I’ve observed thousands of founders and thought a lot about what it takes to make a huge amount of money or create something important. Usually, people start off wanting the former and end up wanting the latter.
Here are 13 thoughts about how to achieve such outlier success. Everything here is easier to do once you’ve already reached a baseline degree of success (through privilege or effort) and want to put in the work to turn that into outlier success. But much of it applies to anyone.
1. Compound Yourself
Compounding is magic. Look for it everywhere. Exponential curves are the key to wealth generation.
A medium-sized business that grows 50% in value every year becomes huge in a very short amount of time. Few businesses have true network effects and extreme scalability, but with technology, more will. It’s worth a lot of effort to find or create them.
Be an exponential curve yourself. Move towards a career with compounding effects—most careers progress linearly. Avoid paths where two years of experience are as effective as twenty. Your rate of learning should always be high, and your work should generate increasing results over time.
The biggest competitive advantage in business is long-term thinking. Trust the exponential, be patient, and be pleasantly surprised.
2. Have Almost Too Much Self-Belief
Self-belief is immensely powerful. The most successful people I know believe in themselves almost to the point of delusion.
Cultivate this early, and as you get more data points proving your judgment, trust yourself more. Balancing self-belief with self-awareness is critical to avoid delusion. Truth-seeking separates confidence from arrogance.
3. Learn to Think Independently
Entrepreneurship thrives on original thinking. School doesn’t teach this—it rewards conformity. Cultivate independent thinking by reasoning from first principles and testing ideas quickly in the real world.
“I will fail many times, and I will be really right once” captures the entrepreneurial mindset. Give yourself the chances to get lucky.
4. Get Good at Sales
All great careers become sales jobs. You must evangelize your ideas to customers, employees, investors, and others.
Good sales require a vision, strong communication skills, charisma, and execution evidence. Sell what you truly believe in—it feels great and avoids the pitfall of selling snake oil.
5. Make It Easy to Take Risks
Most people overestimate risk and underestimate reward. Early in your career, take small bets with high potential upside. Later, ensure your obligations are covered so you can afford bigger risks.
Keeping your life flexible and simple allows you to follow hunches and focus on long-term gains over short-term comforts.
6. Focus
Focus is a force multiplier. It’s much more important to work on the right thing than to work many hours. Identify your priorities and attack them relentlessly.
7. Work Hard
You can achieve the 90th percentile by working smart or hard, but reaching the 99th requires both. Extreme effort brings extreme results.
Momentum compounds, and working hard early in your career amplifies your future success. Find work you enjoy, with people you like, to make the effort sustainable.
8. Be Bold
Ambition attracts support. People want to help those tackling big, meaningful problems. Follow your curiosity and don’t be afraid to work on exciting, challenging projects.
9. Be Willful
You can bend the world to your will more often than you think. Optimism and persistence enable you to keep going until luck turns in your favor.
Ask for what you want, and don’t give up easily. Most people fail because they stop trying too soon.
10. Be Hard to Compete With
If what you do can be replicated, it will be—and for less money. Build leverage through relationships, personal branding, and expertise at the intersection of multiple fields.

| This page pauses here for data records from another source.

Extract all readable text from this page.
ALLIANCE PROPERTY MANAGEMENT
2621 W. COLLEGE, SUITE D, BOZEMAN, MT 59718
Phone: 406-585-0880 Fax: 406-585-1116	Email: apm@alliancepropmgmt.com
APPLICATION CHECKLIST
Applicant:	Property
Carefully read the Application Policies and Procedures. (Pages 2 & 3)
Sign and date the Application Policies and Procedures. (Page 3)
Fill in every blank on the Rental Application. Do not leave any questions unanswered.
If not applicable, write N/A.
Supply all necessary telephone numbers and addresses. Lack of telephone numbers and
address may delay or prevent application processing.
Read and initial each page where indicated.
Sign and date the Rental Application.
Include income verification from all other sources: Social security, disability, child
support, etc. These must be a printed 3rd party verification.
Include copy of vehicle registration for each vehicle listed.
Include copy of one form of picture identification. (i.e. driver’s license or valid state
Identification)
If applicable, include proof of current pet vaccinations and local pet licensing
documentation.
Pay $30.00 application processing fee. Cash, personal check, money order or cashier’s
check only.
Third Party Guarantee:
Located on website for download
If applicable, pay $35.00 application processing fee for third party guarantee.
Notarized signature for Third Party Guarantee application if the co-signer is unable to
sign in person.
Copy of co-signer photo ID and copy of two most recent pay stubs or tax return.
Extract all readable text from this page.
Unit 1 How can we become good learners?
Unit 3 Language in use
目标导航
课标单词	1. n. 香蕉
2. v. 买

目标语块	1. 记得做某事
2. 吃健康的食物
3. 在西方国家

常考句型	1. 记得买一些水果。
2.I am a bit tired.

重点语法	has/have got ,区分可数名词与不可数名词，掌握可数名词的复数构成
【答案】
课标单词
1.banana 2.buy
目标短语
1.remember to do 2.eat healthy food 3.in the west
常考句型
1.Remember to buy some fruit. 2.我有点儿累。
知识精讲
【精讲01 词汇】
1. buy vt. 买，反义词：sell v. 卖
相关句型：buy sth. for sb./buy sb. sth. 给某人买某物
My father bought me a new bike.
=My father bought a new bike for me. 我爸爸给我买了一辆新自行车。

Avoid mimetic behavior. Doing what everyone else does won’t make you exceptional.
11. Build a Network
Great work requires great teams. Help people over time, and they’ll often open doors for you. Generosity with others builds your reputation and opportunities.
Spotting undiscovered talent and nurturing it is a powerful way to grow your network and capabilities.
12. You Get Rich by Owning Things
True wealth comes from owning equity, not salaries. Time scales linearly, but equity grows exponentially when tied to valuable products or services.
Focus on creating things people want at scale.
13. Be Internally Driven
Externally driven people chase consensus ideas and care too much about others’ opinions. Internally driven people focus on what truly matters to them, leading to original, impactful work.
Eventually, success is about performing excellent work in areas you care deeply about. The sooner you start, the further you’ll go.